C’est l’histoire de la vie !

Il y a une blague assez récurrente de la part des proches masculins d’un étudiant en médecine : « si tu fais un stage en gynécologie, tu veux bien me prendre comme assistant ? »

Examinons cette requête.

Premièrement, ceux qui suivent un peu ce blog savent que les externes sont placés au bout du rouleau de la chaîne des salariés de l’hôpital : par exemple, à Lille, ils paient plein tarif pour manger ou pour se garer sur les parkings des hôpitaux ; à Roubaix, la Direction des Affaires Médicales ne veut même pas leur prêter de blouse pour bosser (ok, vous êtes prof, voici votre classe, mais c’est vous qui ramenez votre tableau noir). Or, les patients qui arrivent au Centre Hospitalier – voire Universitaire Régional – s’attendent à être pris en charge par des professionnels de santé spécialisés, pas par des jeunes hommes avec une blouse de femme trop courte qui traînait dans un placard. C’est un peu comme s’ils venaient manger chez Maxim’s et qu’on les servait dans un cornet de frites en papier tâché de graisse…
Toutefois, les patients acceptent souvent très bien d’être vus par des « externes » (j’évitais quand même le mot « étudiant », par principe), ou par des deuxième-troisième années (PCEM2-DCEM1) passant juste en troupeau pour « palper leur gros cou » ou « écouter leur souffle cardiaque »… Mais il ne faut pas exagérer de la bonté des gens en rajoutant un assistant à l’assistant de l’assistant ; que dirait-on si le sommelier de Chez Maxim’s venait systématiquement avec le travailleur saisonnier qui a piétiné le raisin en septembre 1996 ?

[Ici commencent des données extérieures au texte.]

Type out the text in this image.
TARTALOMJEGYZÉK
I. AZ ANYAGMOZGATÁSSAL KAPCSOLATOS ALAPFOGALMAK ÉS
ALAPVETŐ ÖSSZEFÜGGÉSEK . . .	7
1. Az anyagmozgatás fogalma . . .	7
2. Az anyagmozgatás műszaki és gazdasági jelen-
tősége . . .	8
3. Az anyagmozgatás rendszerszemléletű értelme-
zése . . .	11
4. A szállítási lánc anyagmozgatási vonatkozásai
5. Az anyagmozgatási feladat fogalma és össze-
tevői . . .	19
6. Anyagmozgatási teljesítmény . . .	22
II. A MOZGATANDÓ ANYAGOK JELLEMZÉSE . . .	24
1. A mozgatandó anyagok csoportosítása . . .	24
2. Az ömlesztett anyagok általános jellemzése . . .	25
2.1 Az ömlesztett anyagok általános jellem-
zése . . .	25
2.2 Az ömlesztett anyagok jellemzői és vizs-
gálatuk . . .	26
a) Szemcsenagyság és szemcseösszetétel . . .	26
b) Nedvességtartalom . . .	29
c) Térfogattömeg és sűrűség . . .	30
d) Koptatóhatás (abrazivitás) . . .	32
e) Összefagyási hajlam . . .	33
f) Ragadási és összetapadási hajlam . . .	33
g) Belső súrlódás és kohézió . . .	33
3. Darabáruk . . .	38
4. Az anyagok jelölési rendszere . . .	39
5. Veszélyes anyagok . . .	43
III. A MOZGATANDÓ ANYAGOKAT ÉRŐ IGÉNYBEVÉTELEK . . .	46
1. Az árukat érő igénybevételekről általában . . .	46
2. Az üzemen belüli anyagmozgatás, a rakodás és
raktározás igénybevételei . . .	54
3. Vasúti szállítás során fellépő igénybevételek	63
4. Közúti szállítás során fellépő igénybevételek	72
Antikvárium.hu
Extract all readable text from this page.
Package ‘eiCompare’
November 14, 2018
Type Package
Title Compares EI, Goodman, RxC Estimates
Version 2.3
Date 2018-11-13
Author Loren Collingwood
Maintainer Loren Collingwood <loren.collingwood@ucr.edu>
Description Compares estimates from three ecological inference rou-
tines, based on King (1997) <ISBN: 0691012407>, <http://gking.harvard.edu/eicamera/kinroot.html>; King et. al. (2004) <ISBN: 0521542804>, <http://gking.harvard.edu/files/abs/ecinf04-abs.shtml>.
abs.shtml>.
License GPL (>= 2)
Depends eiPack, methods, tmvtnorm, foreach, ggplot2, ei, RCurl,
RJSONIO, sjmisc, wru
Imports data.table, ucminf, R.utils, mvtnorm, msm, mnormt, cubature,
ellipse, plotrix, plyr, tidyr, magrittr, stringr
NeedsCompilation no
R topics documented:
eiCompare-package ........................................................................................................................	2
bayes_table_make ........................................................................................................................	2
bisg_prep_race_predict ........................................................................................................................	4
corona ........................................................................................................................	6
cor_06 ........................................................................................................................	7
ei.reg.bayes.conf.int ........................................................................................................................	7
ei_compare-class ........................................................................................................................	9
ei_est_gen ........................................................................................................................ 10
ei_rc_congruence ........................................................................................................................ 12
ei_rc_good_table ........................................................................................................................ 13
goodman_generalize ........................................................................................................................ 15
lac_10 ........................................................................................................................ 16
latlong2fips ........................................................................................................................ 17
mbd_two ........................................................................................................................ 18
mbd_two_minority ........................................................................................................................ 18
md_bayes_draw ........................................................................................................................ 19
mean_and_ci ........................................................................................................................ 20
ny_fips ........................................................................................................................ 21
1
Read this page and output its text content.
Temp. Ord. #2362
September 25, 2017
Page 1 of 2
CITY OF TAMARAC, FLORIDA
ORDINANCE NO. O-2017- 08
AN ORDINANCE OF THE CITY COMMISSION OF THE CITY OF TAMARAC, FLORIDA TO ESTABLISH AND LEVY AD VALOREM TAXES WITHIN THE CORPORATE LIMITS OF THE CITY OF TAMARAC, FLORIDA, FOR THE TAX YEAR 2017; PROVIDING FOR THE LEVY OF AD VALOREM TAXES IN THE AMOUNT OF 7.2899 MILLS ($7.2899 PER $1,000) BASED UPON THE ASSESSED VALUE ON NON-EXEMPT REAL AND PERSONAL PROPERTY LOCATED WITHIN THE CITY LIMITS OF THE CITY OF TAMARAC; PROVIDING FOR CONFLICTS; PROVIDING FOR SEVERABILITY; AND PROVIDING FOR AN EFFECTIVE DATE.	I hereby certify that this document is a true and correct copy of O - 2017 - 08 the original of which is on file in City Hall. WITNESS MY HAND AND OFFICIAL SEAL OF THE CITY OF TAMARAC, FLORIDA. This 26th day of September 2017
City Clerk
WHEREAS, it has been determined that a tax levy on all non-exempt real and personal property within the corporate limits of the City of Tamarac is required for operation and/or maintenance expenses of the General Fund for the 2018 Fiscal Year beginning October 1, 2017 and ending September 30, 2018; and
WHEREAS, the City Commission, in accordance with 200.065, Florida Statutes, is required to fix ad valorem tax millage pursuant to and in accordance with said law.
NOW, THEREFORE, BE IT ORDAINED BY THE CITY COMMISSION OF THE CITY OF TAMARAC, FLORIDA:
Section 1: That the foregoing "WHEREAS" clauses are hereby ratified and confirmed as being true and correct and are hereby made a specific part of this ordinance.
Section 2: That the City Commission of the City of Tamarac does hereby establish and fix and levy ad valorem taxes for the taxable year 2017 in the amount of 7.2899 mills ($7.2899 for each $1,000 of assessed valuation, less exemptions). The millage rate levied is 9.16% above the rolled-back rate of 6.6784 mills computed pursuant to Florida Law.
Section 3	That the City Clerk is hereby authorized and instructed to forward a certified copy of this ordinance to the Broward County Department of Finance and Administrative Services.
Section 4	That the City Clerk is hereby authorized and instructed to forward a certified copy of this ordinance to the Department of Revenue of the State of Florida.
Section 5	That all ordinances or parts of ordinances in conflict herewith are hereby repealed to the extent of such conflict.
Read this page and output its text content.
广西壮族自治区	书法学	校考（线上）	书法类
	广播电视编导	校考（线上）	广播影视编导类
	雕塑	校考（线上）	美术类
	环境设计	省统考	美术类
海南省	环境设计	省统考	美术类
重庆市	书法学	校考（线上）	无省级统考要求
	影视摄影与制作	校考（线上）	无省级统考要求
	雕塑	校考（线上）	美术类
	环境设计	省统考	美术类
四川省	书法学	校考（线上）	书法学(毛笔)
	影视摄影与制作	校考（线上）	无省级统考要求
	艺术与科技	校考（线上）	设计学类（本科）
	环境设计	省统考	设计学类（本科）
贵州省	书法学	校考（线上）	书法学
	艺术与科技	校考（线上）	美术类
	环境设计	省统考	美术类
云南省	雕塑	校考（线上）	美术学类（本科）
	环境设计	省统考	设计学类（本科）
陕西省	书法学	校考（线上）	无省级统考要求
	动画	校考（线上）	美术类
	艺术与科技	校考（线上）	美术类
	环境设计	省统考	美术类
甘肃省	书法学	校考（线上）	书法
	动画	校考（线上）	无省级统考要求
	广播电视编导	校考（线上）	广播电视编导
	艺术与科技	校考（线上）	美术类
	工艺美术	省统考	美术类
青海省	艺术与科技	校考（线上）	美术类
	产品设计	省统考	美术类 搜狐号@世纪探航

Deuxièmement, il faut savoir que la gynécologie-obstétrique, ce n’est pas un défilé de mode de naturistes. Il s’y dit des phrases sans glamour telles que « et vos dernières règles datent de quand ? », « vous pouvez enlever le bas, s’il vous plait ? », « je vais faire un examen gynécologique », « oui, l’échographie c’est par l’intérieur au premier trimestre de grossesse, en effet, désolé ». Le genre de truc que Karl Lagerfeld n’ose prononcer que rarement lors des démonstrations de Haute Couture.

Vous comprenez donc qu’il apparaît impossible tant pour les patients que pour vous-même de vous inviter physiquement en stage de gynécologie-obstétrique. Toutefois, compte tenu de la récurrence de cette fameuse blague de « l’assistant de gynécologie », je peux quand même vous proposer une petite visite mentale…

J’ai fait mon stage d’externe en été de fin de quatrième année (DCEM2), à Roubaix. Pour situer un peu l’action, il est conseillé de ne pas laisser sa voiture face à la maternité la nuit, et pour rejoindre la chambre de garde, l’infirmière et l’interne vous recommandent de passer derrière les blocs chirurgicaux et les salles de consultation plutôt que faire dix mètres dehors.

Le décor est posé et il ressemble à un Brooklyn lillois. Présentons les acteurs…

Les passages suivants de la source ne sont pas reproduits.